Medscape Web site. http://emedicine.medscape.com/article/767744-overview. Updated April 15, 2009. Accessed December 6, 2011.
QUESTION & ANSWER
1. A 42-year-old woman develops a tingling sensation in her hands on postoperative day 2 following a total thyroidectomy for papillary thyroid cancer. She appears anxious and complains of muscle cramps. Which of the following is the most appropriate initial step to manage this condition?
a. 75 µg of levothyroxine
b. 10 mL of 10% magnesium sulfate IV
c.

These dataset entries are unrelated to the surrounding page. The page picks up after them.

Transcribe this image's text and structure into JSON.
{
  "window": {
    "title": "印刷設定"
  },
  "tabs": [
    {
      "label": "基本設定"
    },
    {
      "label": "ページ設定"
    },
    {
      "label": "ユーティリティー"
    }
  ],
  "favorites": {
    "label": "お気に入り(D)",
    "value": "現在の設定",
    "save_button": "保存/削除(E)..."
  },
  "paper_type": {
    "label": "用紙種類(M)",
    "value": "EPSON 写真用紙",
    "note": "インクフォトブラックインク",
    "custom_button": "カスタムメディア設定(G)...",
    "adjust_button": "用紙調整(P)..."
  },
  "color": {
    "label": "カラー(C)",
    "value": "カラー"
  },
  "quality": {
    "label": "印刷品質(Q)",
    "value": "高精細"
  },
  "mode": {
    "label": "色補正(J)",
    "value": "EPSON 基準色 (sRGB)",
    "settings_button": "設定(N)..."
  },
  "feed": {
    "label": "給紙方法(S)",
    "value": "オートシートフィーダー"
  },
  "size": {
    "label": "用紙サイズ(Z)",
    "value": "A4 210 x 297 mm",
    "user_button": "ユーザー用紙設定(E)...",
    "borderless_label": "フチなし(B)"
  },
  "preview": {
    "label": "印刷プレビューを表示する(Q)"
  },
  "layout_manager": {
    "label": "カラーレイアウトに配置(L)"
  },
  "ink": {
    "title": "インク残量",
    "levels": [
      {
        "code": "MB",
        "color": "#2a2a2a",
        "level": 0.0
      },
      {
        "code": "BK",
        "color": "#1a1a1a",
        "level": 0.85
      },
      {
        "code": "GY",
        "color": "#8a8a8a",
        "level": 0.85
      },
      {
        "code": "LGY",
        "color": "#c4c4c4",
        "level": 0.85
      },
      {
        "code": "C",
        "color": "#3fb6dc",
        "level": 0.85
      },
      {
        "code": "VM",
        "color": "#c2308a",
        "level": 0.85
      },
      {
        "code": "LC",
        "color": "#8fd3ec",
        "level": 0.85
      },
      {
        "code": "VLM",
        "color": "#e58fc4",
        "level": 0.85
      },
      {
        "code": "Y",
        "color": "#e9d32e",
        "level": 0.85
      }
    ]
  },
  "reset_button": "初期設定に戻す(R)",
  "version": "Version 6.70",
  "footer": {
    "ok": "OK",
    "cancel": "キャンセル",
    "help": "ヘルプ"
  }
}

Continuous infusion of calcium gluconate
d. Stat IM dose of synthetic parathyroid hormone
Answer: c
Explanation: Intravenous calcium gluconate is the appropriate treatment for severe, symptomatic hypocalcemia, although high-dose oral calcium supplementation (up to 1-2 g every 4 hours) may be sufficient for patients with mild symptoms. This patient is experiencing postthyroidectomy hypocalcemia, likely due to transient ischemia of the parathyroid gland. Unless the parathyroid glands were inadvertently excised during the procedure, the condition is likely to be self-limited and will resolve in a few days. If the hypocalcemia persists, calcium and vitamin D supplementation will be necessary. There is no role for thyroid hormone replacement in the treatment of hypocalcemia, and synthetic parathyroid hormone is a treatment for osteoporosis. Magnesium sulfate may be beneficial if magnesium levels are low but would not be the initial step.